I don't have a great story on how this fella came to be.....it is the usual thing....Bertha was reeling and I was struggling after dealing with Miguel's seperation anxiety.
His Dad ( StillCreekSoap.Com ) went to do deliveries yesterday and left the little man at home...like a dog or something. So the poor Bubba just barked and high pitched sang the song of his people....Carmela kept him company and occasionally joined his lamentations of abandonment.....and I sat on the floor wearing earplugs trying to calm him down. Incase you are wondering what that looks like, Miguel will only stop crying for his Dad if I hug him and let him kiss me...aggressively. Needless to say by the time the hubby came home, Bertha was free from the hole I usually stuff her into...she was rampaging and raging...and I...well I was a bit of a mess
It feels like there is a giant angry ape just running lose in my brain....wildly disconnecting and incorrectly reconnecting circuits. When I go to speak to the hubby the wrong words come out...I tend to cuss a lot because apparently Bertha likes to leave those circuits intact. We won't talk about the widely swinging emotions...the dizziness...the weird lag between wanting to do something and trying to figure out how to do it correctly. And the whole time Bertha is gleefully refiling volumes of information in the wrong part of my minds library.
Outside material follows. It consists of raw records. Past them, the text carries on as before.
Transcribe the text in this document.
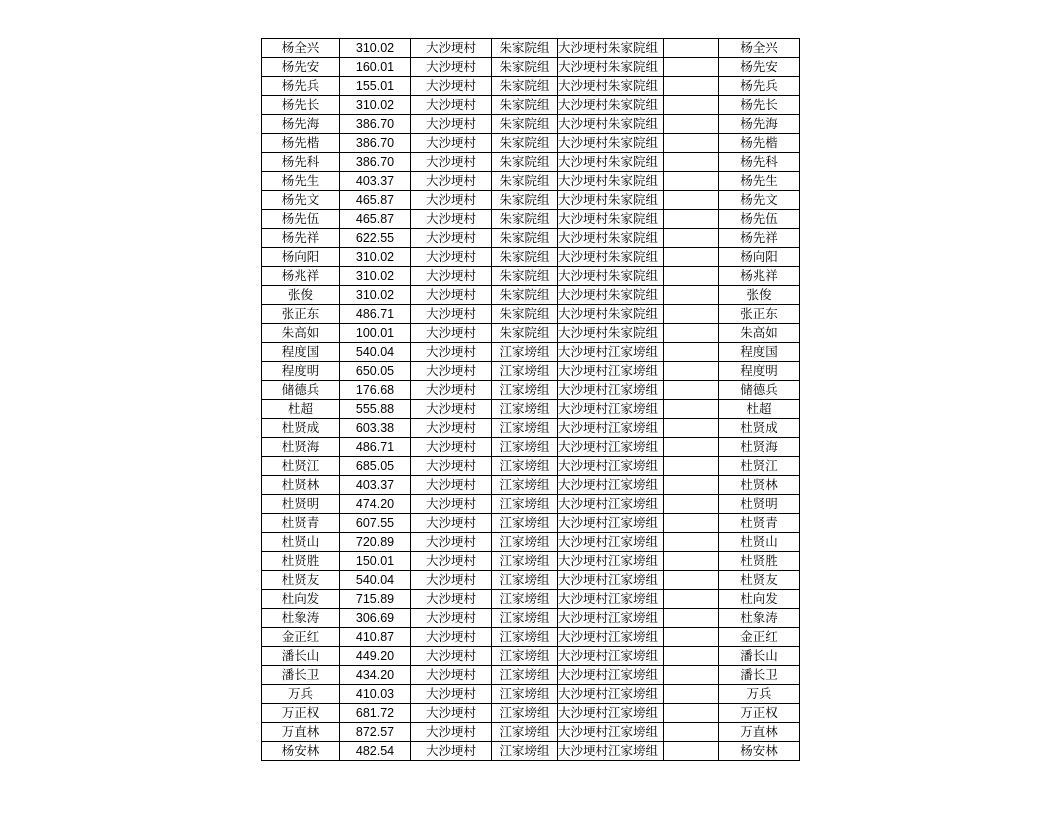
杨全兴	310.02	大沙埂村	朱家院组	大沙埂村朱家院组		杨全兴
杨先安	160.01	大沙埂村	朱家院组	大沙埂村朱家院组		杨先安
杨先兵	155.01	大沙埂村	朱家院组	大沙埂村朱家院组		杨先兵
杨先长	310.02	大沙埂村	朱家院组	大沙埂村朱家院组		杨先长
杨先海	386.70	大沙埂村	朱家院组	大沙埂村朱家院组		杨先海
杨先楷	386.70	大沙埂村	朱家院组	大沙埂村朱家院组		杨先楷
杨先科	386.70	大沙埂村	朱家院组	大沙埂村朱家院组		杨先科
杨先生	403.37	大沙埂村	朱家院组	大沙埂村朱家院组		杨先生
杨先文	465.87	大沙埂村	朱家院组	大沙埂村朱家院组		杨先文
杨先伍	465.87	大沙埂村	朱家院组	大沙埂村朱家院组		杨先伍
杨先祥	622.55	大沙埂村	朱家院组	大沙埂村朱家院组		杨先祥
杨向阳	310.02	大沙埂村	朱家院组	大沙埂村朱家院组		杨向阳
杨兆祥	310.02	大沙埂村	朱家院组	大沙埂村朱家院组		杨兆祥
张俊	310.02	大沙埂村	朱家院组	大沙埂村朱家院组		张俊
张正东	486.71	大沙埂村	朱家院组	大沙埂村朱家院组		张正东
朱高如	100.01	大沙埂村	朱家院组	大沙埂村朱家院组		朱高如
程度国	540.04	大沙埂村	江家塝组	大沙埂村江家塝组		程度国
程度明	650.05	大沙埂村	江家塝组	大沙埂村江家塝组		程度明
储德兵	176.68	大沙埂村	江家塝组	大沙埂村江家塝组		储德兵
杜超	555.88	大沙埂村	江家塝组	大沙埂村江家塝组		杜超
杜贤成	603.38	大沙埂村	江家塝组	大沙埂村江家塝组		杜贤成
杜贤海	486.71	大沙埂村	江家塝组	大沙埂村江家塝组		杜贤海
杜贤江	685.05	大沙埂村	江家塝组	大沙埂村江家塝组		杜贤江
杜贤林	403.37	大沙埂村	江家塝组	大沙埂村江家塝组		杜贤林
杜贤明	474.20	大沙埂村	江家塝组	大沙埂村江家塝组		杜贤明
杜贤青	607.55	大沙埂村	江家塝组	大沙埂村江家塝组		杜贤青
杜贤山	720.89	大沙埂村	江家塝组	大沙埂村江家塝组		杜贤山
杜贤胜	150.01	大沙埂村	江家塝组	大沙埂村江家塝组		杜贤胜
杜贤友	540.04	大沙埂村	江家塝组	大沙埂村江家塝组		杜贤友
杜向发	715.89	大沙埂村	江家塝组	大沙埂村江家塝组		杜向发
杜象涛	306.69	大沙埂村	江家塝组	大沙埂村江家塝组		杜象涛
金正红	410.87	大沙埂村	江家塝组	大沙埂村江家塝组		金正红
潘长山	449.20	大沙埂村	江家塝组	大沙埂村江家塝组		潘长山
潘长卫	434.20	大沙埂村	江家塝组	大沙埂村江家塝组		潘长卫
万兵	410.03	大沙埂村	江家塝组	大沙埂村江家塝组		万兵
万正权	681.72	大沙埂村	江家塝组	大沙埂村江家塝组		万正权
万直林	872.57	大沙埂村	江家塝组	大沙埂村江家塝组		万直林
杨安林	482.54	大沙埂村	江家塝组	大沙埂村江家塝组		杨安林
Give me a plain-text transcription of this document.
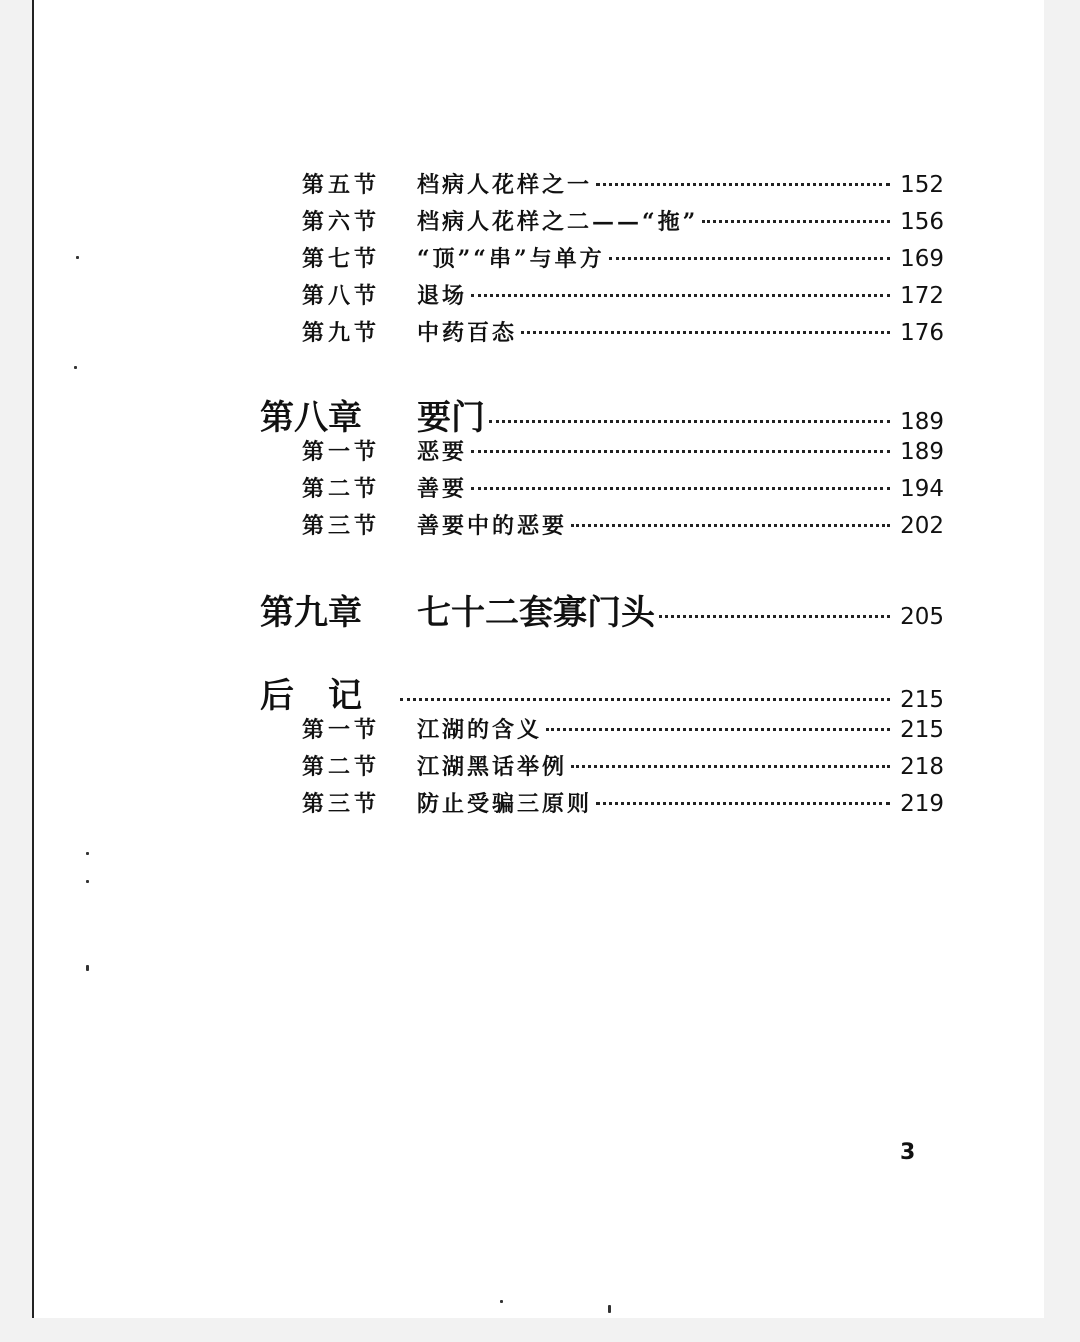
第五节	档病人花样之一	152
第六节	档病人花样之二——“拖”	156
第七节	“顶”“串”与单方	169
第八节	退场	172
第九节	中药百态	176
第八章	要门	189
第一节	恶要	189
第二节	善要	194
第三节	善要中的恶要	202
第九章	七十二套寡门头	205
后记	215
第一节	江湖的含义	215
第二节	江湖黑话举例	218
第三节	防止受骗三原则	219
3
So I could go to sleep to get Bertha closer to or back in the hole....but I don't want to sleep my life away. So yesterday I opted for a line drawing to calm her down and see if I could coax her back into her comfy hole. We made a deal....I draw the prettiest Gorilla...and she gets to pick the colours....and think about maybe crawling back into her hole.
She is quieter today....she is off in the part of my brain that deals with balance and she is rattling around making me dizzy...but it is easier to speak...and every other word isn't punctuated with a profanity.....and Im hoping I can make breakfast without the Gorilla in my brain setting off the smoke detectors. Fingers and toes crossed. Wish me luck.